莉娜翻了個白眼,瑪姬哼了一聲說:“這怎么可能。如果她們想和莉娜共用一個房間的話,莉娜可以搬過去。此外,”她補充說,“我認為她們必須排在法利后面。”
她的最后一句話讓莉娜困惑地皺起眉頭。“你是什么意思”
當他們到達一樓時,瑪姬憤怒地吸了吸鼻子。“這個女孩在過去的兩周里敲了三次我們宿舍的門我是說,我知道我們已經開始在課外與同學互動了,但這還是太荒謬了。”
莉娜聳聳肩,“好吧,今年我確實提出要幫她輔導作業。”
“很好,不過我覺得她接受這個提議有點太熱情了。”
羅爾夫笑著說:“小心點,瑪姬,你開始有點吃醋了。”
“我沒有嫉妒法利”
莉娜沒有理會瑪姬和羅爾夫,因為他們在去魔咒課的整個路上都在爭吵。隨著自身變化的發展,這種社交互動的增加并不是最令人擔憂的事情。
真正讓莉娜擔心的是她身上正在發生的生理變化,也就是說,她胸口的印記還在不斷增長。
雖然鄧布利多已經取了莉娜的血液樣本進行測試兩個多星期了,但他還沒有把結果告訴她。她所知道的是,在這兩個星期里,血印的直徑幾乎又增加了一英寸,周圍的黑色靜脈也是如此。莉娜也不知道這是為什么。她開學后再也沒有遇到過攝魂怪。當然,她也沒有為了任何事召喚宇宙靈球。到底是發生了什么
目前,莉娜唯一不同尋常的事情是:她覺得自己在使用魔杖上比平時花了更多的精力。不過她的無杖魔法卻沒什么受影響的。她還沒有把這些告訴鄧布利多。在她的血檢結果出來之前,莉娜認為這沒有任何意義。
令她松了一口氣的是,瑪姬和羅爾夫到達魔咒課教室時已經停止了爭吵。
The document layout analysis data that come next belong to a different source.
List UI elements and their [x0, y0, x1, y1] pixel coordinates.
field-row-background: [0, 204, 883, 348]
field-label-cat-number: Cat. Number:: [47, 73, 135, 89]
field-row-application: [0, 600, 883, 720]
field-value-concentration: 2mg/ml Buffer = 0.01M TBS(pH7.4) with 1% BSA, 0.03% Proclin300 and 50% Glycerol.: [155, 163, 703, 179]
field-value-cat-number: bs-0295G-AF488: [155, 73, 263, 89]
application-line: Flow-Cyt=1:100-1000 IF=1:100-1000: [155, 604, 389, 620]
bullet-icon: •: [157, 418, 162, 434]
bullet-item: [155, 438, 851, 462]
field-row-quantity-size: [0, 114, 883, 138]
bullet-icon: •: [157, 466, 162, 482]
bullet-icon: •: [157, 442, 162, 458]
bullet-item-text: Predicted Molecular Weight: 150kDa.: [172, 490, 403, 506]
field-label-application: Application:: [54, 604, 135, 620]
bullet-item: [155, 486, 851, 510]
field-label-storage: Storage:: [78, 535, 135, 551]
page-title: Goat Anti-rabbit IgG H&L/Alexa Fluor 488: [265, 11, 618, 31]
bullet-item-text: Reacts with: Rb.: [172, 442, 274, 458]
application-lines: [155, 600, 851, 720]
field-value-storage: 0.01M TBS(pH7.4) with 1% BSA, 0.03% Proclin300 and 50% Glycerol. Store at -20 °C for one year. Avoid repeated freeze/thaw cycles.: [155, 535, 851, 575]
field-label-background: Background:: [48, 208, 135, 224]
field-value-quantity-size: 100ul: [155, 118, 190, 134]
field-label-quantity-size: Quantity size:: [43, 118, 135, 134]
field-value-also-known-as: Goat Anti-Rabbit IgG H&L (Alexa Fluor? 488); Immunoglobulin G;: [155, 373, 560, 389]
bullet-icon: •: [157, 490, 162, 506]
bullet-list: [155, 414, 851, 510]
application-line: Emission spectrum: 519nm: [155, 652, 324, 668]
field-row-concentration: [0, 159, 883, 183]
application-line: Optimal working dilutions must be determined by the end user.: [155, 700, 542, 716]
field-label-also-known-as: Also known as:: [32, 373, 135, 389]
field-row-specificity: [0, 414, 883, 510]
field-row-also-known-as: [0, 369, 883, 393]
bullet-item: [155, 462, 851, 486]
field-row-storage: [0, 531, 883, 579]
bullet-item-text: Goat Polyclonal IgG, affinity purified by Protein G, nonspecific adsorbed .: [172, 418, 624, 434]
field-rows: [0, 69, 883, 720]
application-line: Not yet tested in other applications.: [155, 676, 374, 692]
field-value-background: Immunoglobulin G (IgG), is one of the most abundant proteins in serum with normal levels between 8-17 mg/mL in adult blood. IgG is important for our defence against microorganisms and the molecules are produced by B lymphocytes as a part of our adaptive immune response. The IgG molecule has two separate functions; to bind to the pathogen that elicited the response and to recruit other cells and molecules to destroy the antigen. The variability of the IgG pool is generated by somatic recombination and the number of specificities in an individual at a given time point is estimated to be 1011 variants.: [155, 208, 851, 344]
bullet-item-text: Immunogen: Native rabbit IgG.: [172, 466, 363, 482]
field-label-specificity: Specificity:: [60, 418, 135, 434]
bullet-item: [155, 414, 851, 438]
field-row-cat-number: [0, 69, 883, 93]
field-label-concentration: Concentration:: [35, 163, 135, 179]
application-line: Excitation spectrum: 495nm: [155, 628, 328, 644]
教室里的桌子是成對擺放的,為了避免決定誰和誰坐在一起的尷尬,莉娜特意把包放在她旁邊的座位上。瑪姬和羅爾夫領會了她的意思,他們坐在莉娜正前方的兩張桌子旁。其余的座位很快就坐滿了,弗利維教授開始上課。
“繼續學習反咒,”他用尖細的聲音開始說,“今天我們要學習反開鎖咒。”
“很好,”莉娜想,“是我已經能做的事情了。”大約兩年前,她就自學了反開鎖咒語。
在弗利維教授講完咒語和魔杖的動作后,他給每個學生發了一個上了鎖的小木盒。
“你們每個人都要試著在盒子上施一個反開鎖咒語,”他解釋道。“一旦你認為你已經成功地完成了這個任務,你就可以和另一個學生交換盒子,然后用開鎖咒試著打開盒子。如果第一次嘗試盒子還是鎖著的話,那就再試幾次,測試一下魔咒的強度。”
莉娜抽出魔杖指著盒子,但心里卻皺起了眉頭。即使只是握著魔杖,她也能感覺到它有輕微的阻力。她把魔杖抓得更緊了,莉娜很沮喪。這到底是什么引起的
她深吸了一口氣,無聲地施展了咒語。魔法一離開她的魔杖,她就知道,雖然它起了作用,但是它遠比應有的力量弱很多。莉娜怒視著她的魔杖。“工作,你這個笨蛋”
她又試了一次,用莉娜通常為決斗準備的強度施放了反解鎖咒。這一次,咒語的強度更合適了,但她為此付出的努力讓莉娜感到困擾。
幾分鐘后,羅爾夫很高興地自己施展了反開鎖咒,他和莉娜交換了盒子。
當莉娜準備打開盒子時,她看得出羅爾夫正用眼角的余光緊張地看著她。很明顯,他不覺得自己的反咒能抵擋住她的攻擊。莉娜非常希望能證明這個是正確的。
“阿洛霍莫拉,”她默默地念著咒語。